Ōnishi committed ritual suicide (seppuku) in his quarters on 16 August 1945 after the unconditional surrender of Japan at the end of World War II. Yoshio Kodama was a witness, but subsequently unable to bring himself to commit seppuku. Ōnishi's suicide note apologized to the approximately 4,000 pilots he had sent to their deaths, and he urged all young civilians who had survived the war to work towards rebuilding Japan and peace among nations. He also stated that he would offer his death as a penance to the kamikaze pilots and their families. Accordingly, he did not use a kaishakunin, the usual second who executes by beheading, and so died of self-inflicted injuries over a period of 15 hours.
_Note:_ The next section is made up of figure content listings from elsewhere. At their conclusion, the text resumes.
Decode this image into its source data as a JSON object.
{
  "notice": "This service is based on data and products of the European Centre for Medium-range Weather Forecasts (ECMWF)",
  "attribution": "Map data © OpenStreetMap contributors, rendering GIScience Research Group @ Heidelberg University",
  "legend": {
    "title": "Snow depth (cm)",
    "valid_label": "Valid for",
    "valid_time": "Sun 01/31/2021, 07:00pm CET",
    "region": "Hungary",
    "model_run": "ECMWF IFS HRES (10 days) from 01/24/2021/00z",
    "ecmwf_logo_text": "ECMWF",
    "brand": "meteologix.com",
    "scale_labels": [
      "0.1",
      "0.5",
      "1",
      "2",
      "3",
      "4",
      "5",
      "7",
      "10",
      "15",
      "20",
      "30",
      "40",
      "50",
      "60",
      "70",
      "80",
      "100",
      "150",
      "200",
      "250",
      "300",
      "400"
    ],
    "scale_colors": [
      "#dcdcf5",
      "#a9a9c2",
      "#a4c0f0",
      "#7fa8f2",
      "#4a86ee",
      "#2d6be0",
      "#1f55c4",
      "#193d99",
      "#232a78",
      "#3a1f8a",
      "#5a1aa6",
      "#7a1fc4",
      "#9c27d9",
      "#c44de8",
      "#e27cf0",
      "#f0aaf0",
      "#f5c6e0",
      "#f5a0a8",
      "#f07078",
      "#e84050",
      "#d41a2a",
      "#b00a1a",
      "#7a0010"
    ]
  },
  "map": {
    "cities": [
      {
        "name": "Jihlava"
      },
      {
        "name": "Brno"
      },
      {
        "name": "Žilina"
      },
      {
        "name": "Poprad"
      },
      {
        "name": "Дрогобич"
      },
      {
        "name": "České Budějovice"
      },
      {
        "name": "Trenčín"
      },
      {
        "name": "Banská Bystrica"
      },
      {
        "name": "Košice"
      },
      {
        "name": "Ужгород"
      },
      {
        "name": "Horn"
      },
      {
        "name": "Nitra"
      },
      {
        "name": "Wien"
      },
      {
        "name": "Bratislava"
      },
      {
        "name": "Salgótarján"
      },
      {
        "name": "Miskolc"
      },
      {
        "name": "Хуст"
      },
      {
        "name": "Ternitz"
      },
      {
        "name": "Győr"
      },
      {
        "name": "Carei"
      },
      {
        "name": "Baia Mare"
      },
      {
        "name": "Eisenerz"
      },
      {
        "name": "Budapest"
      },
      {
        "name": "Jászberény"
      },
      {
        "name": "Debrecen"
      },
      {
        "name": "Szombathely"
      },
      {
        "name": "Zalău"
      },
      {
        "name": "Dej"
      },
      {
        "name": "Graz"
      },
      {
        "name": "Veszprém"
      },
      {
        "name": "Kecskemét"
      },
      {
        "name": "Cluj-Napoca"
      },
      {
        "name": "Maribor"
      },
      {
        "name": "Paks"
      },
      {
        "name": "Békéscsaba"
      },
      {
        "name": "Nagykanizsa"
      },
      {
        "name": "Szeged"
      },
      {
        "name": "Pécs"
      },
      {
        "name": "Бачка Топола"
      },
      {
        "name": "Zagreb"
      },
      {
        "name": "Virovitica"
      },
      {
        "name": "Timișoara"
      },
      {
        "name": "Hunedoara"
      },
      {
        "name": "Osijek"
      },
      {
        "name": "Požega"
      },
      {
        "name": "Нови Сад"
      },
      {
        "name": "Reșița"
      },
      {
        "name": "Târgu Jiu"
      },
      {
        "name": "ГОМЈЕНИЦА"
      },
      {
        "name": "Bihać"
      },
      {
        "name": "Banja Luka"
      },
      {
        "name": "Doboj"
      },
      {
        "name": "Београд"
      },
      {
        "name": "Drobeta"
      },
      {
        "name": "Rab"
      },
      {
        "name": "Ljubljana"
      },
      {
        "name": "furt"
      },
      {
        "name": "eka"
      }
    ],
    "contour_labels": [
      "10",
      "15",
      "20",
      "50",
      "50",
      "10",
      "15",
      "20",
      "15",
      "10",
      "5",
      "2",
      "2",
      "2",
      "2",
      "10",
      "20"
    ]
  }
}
The sword with which Ōnishi committed suicide is kept at the Yūshūkan Museum in Yasukuni Shrine, in Tokyo. Ōnishi's ashes were divided between two graves: one at the Zen temple of Sōji-ji in Tsurumi, Yokohama, and the other at the public cemetery in the former Ashida Village in Hyōgo Prefecture.

==In film==
- Portrayed by Hiroshi Nihonyanagi in the 1967 film Japan's Longest Day.
- The Japanese actor Tōru Abe portrayed Ōnishi in the 1970 film Tora! Tora! Tora! (uncredited).
- Ōnishi was also portrayed in the Toei 1970 production Saigo no Tokkōtai (最後の特攻隊, directed by Junya Sato), The Last Kamikaze in English.
- Toei produced a biographical film in 1974, Ā Kessen Kōkūtai (あゝ決戦航空隊, directed by Kōsaku Yamashita), Father of the Kamikaze in English.